The Bush family dynasty was established upon the foundation of close collaboration between U.S. business interests and the rise of Adolf Hitler’s Third Reich. This dynasty was initiated when George Herbert Walker brought his new son-in-law, Prescott Bush, into the complex of New York bankers, brokers and lawyers engaged in channeling U.S. investment capital into the build-up of Nazi Germany’s military-industrial complex. Among the key U.S. agencies that helped funnel financing for the Nazi opposition to the spread of European communism were the New York law firm of Cromwell and Sullivan, the Union Banking Company, Brown Brothers Harriman and the Harriman Fifteen Corporation. Because of the way the Trading With The Enemy Act was enforced in the United States beginning in 1942, the integral role of Prescott Bush and his father-in-law in this complex of enterprises is elaborately documented. This network of pro-fascist, anti-New Deal agitators included Allen Dulles, who helped lead the way in employing many former Nazis as CIA spies in the Cold War. George Bush Sr. followed in Allen Dulles’ footsteps as director of the CIA, an agency filled with agents who apparently are now considered too liberal to adhere to the agenda of the imperial Right as promoted so zealously during the opening days of the second term of President George Bush Jr.
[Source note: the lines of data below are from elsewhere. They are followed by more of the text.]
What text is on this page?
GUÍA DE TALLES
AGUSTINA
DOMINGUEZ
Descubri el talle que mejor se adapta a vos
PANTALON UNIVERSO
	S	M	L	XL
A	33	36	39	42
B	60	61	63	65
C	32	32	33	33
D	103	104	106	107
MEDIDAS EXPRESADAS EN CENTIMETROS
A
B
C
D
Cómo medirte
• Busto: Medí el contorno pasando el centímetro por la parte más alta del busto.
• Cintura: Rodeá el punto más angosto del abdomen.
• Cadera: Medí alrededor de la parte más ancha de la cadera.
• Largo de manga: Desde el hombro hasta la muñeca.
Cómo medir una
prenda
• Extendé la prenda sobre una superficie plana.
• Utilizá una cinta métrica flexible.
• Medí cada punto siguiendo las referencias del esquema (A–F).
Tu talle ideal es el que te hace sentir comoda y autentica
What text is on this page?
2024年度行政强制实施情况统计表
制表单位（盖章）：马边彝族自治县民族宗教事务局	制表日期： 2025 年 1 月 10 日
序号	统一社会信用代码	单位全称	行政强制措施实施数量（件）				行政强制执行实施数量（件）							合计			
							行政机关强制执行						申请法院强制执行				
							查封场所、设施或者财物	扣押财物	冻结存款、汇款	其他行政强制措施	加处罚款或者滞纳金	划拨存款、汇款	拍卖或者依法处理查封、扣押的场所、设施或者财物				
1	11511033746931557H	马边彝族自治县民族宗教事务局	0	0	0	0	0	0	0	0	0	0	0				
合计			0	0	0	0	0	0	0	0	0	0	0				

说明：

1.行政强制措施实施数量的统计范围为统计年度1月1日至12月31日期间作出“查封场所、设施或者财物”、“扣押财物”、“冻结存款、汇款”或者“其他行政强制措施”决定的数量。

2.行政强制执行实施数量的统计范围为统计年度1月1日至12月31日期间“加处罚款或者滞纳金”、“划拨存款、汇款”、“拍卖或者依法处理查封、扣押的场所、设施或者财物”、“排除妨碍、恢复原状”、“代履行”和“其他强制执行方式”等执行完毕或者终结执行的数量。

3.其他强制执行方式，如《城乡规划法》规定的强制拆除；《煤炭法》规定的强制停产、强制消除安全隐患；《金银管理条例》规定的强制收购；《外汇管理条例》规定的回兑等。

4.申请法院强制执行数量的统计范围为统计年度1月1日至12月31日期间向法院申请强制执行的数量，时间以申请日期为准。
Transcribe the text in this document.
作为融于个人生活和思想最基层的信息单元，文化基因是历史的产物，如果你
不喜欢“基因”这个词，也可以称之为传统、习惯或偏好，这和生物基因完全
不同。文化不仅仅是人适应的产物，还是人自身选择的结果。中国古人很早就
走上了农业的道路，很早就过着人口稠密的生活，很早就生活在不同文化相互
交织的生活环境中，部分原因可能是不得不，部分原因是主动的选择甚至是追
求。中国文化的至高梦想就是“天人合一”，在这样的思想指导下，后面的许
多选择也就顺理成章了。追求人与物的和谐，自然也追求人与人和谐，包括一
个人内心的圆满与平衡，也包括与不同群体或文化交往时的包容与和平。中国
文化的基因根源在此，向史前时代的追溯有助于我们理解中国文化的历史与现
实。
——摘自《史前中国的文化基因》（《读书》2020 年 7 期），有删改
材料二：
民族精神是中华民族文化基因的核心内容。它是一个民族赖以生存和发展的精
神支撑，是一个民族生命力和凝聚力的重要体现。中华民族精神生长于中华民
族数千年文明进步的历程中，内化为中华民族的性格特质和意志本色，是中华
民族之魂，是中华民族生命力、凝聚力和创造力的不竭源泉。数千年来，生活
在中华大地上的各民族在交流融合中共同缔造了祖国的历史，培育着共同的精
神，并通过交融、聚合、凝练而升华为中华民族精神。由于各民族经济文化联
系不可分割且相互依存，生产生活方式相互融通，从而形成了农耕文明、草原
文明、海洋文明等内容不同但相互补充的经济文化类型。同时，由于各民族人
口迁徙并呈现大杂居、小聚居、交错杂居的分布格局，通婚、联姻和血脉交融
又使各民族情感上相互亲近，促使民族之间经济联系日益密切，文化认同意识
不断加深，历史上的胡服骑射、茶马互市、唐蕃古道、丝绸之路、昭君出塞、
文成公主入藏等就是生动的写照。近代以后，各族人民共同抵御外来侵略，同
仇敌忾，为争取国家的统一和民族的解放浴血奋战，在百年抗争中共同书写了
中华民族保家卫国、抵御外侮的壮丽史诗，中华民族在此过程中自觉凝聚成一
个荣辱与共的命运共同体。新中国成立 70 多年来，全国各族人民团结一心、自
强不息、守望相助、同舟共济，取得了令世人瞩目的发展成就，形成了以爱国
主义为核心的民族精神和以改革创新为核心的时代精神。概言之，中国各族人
In The American Empire and the Fourth World, volume one of The Bowl With One Spoon, I begin to lay out a history and a strategy of resistance to the conquistadorial forces of U.S. expansionism as now so menacingly personified by the U.S. president. I attempt to build on the insights of the Shuswap sage, George Manuel, the founder in 1974 of the World Council of Indigenous Peoples. I find in the resistance of First Nations to the genre of colonialism that began in 1492 very important roots and antecedents in the ongoing struggle to oppose the most overtly imperialist forms of globalization. Following the lead of Manuel and the Mexican Zapatistas, I seek to elaborate a vision of the Fourth World that is inclusive, a vision that embraces pluralism, self-determination, international law, and universal human rights as the natural inheritance of all people and peoples.

In the light of these Fourth World ideals I propose the following actions as a way of responding to the U.S. electorate’s decision to give a second term to the most internationally reviled president ever to hold office in the United States:

  1. Create a foundation to direct missionaries of secular humanism into the heartland of the United States, one of the more intellectually and educationally impoverished zones of human settlement on earth.
  2. Develop, elaborate and implement in the global community a people’s regime of sanctions aimed at the U.S. economy.
  3. Begin the process of developing some sort of referendum to canvass the opinion of all adult global citizens who are not U.S. citizens. The U.S. electorate has had its own process to determine how the global community beyond its own boundaries should be treated and governed. Now it is our turn to register our opinion about how the vast majority of planetary citizens who are not U.S. citizens should respond to the international lawlessness and militaristic aggressions of the country that recently gave George W. Bush a second term of control over the world’s most powerful office.

Anthony J. Hall is the Founding Coordinator of Globalization Studies at the University of Lethbridge.